Napster has unveiled its Napster To Go service, revealing that UK music fans will have to pay twice as much as US-based customers.
The company and its partners have big plans for the subscription-based service, believing that its major selling point is price. Napster To Go lets users carry just about whatever music they like on a compatible music player – not iPods – for as long as they pay a monthly subscription.
Napster told PC Advisor: "We see it as a simple choice: Pay £7,900 (about $14,871) to fill an iPod up with tunes, or spend £14.95 per month (£179.40 per year) with Napster and refill to your heart's content."
Of course, this ignores the fact that most music-player users will already have a collection of their own tracks. And while the service costs £14.95 a month in the UK, it’s only $14.95 a month in the US. At current exchange rates, UK users pay $27.95 each month for a service that costs US users $13 less – a difference of $156 (£83) a year.
Some of this is explained by VAT, which is not charged in the US. If VAT is removed from the UK price, Napster To Go is a more reasonable £12.72 each month. That’s the equivalent of $24 – a difference of $9 (£5) a month – or $106(£56)a year.
Straight currency comparisons can be unfair as currency values fluctuate. As Napster said: "You can't compare different currencies, particularly when the US doesn't have to pay VAT." But taking VAT into account a significant difference in price remains. Echoing Apple’s response to previous criticism of the difference in prices between territories, Napster blames the music labels.
"Licenses (to distribute tracks) have to be secured in local territories – and our US colleagues get a better price from the labels that we do in the UK," the company said.
The Consumers Association – which has forced a Europe-wide investigation into Apple's iTunes prices – is aware of such issues. Speaking in December 04, spokesman Phil Evans said: "When we made our complaint about iTunes we specifically said we were concerned about all territorial practices – particularly in licensing – which the OFT acknowledged in its statement."
Despite such price grumbles, Napster continues to drive its service based on cost: "iTunes is a one-dimensional business model that exists (and is subsidized by) the enduring popularity of the iPod. We expect many disgruntled iPod owners to ask Apple why they are having to pay so much to fill their players and why they can't use them with Napster."
Apple has failed to engage Napster in battle – as yet. Requests for comment have been met with silence from iTunes Music Store.
When Apple, Napster or any other digital music download seller shifts a track the customer owns that track in perpetuity. Labels and artists are paid a similar amount to what they would earn through any other kind of retail sale. Artists’ royalties as high as 13 percent of the label’s share of the sale are paid (around 80 percent of the iTunes track price), in addition to any relevant royalty to collection agents, such as PRS or MCPS.
When you get a track through Napster To Go, a different type of royalty model ensues.

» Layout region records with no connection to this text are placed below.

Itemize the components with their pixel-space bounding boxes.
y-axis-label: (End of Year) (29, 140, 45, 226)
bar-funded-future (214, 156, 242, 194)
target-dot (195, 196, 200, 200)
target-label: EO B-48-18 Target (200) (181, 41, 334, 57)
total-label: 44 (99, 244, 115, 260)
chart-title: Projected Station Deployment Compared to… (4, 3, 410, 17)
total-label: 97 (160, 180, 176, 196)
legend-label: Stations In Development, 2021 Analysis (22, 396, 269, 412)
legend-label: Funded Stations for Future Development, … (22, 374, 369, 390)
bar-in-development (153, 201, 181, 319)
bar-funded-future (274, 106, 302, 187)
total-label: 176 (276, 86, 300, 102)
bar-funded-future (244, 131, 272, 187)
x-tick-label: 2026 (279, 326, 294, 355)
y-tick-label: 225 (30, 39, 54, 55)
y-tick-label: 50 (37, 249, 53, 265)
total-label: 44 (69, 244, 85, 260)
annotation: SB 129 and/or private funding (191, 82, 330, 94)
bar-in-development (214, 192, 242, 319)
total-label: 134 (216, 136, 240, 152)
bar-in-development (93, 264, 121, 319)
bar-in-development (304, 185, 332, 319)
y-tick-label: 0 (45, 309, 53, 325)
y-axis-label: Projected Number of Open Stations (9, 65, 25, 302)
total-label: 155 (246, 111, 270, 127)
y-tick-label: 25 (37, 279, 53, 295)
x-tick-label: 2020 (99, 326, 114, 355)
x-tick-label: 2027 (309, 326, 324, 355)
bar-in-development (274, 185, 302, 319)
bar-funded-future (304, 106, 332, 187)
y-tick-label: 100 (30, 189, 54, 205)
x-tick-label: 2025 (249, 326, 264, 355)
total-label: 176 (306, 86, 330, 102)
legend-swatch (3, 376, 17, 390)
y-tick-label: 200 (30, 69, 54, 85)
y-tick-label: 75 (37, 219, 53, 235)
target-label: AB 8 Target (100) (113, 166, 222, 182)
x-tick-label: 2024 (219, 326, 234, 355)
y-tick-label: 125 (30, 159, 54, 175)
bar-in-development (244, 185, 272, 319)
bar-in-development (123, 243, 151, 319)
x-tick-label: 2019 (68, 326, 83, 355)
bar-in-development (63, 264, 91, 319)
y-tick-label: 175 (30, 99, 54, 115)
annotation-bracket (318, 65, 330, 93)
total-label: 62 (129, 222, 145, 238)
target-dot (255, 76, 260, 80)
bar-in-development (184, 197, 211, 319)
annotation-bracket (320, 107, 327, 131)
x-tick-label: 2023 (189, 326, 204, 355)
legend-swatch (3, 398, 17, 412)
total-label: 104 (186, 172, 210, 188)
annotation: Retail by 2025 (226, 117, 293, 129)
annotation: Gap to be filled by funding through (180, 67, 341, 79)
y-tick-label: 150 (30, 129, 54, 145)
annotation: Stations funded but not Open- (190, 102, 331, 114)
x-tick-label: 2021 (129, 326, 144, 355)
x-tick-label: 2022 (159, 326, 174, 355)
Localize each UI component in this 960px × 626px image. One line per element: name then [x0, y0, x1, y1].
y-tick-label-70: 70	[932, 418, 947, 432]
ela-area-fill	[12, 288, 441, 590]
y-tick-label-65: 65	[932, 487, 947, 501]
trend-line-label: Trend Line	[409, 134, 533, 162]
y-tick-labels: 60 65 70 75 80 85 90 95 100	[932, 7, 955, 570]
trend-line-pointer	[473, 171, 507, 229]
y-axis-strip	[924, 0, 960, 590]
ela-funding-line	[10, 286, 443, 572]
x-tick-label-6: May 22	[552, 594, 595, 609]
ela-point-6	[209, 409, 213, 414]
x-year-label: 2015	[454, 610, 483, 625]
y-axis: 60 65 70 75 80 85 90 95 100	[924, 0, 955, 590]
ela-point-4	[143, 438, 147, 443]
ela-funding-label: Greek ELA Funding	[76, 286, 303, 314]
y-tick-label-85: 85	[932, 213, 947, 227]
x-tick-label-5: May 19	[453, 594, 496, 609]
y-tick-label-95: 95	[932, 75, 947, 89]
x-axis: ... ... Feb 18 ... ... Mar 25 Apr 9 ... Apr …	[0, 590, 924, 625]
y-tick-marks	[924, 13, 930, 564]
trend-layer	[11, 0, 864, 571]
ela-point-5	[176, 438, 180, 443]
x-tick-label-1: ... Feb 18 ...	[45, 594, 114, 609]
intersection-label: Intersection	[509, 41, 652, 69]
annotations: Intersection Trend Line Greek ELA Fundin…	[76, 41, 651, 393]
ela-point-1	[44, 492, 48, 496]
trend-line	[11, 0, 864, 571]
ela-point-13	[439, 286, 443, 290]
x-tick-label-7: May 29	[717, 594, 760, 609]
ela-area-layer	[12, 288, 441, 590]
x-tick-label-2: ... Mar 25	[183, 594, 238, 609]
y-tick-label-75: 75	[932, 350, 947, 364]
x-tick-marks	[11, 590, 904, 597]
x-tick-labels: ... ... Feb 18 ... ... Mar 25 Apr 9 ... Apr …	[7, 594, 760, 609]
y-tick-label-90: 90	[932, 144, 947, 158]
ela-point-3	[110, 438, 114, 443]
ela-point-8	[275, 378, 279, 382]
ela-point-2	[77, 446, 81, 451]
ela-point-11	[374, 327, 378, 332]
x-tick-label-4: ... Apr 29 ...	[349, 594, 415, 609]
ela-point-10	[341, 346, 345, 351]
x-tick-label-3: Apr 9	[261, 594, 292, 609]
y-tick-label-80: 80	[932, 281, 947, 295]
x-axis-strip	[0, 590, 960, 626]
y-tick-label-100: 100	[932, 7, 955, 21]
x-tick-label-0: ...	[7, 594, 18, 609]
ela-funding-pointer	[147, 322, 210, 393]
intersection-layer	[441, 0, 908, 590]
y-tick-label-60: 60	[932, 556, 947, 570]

While it's reasonable to assume Napster is paying labels a fee for the rights to distribute tracks, artists’ royalties for such services are accounted differently. Napster pays each time a track is played.
These royalties are collected in the UK by the PRS/MCPS Alliance. They are flat rate and shared between artists according to set criteria. To count track plays, Napster To Go has the capacity to monitor your listening habits.
Napster explained: "Every time a track is played using Napster, then the rights owners get paid using our automated back-end system. In the case of Napster To Go, the music players log track plays and when the player is plugged back into the client, it updates our records."
Napster To Go requires that users plug their music player in each month to keep the tracks they have on board functioning, which also serves to update the company's database servers. Up to three music players can be maintained for each account.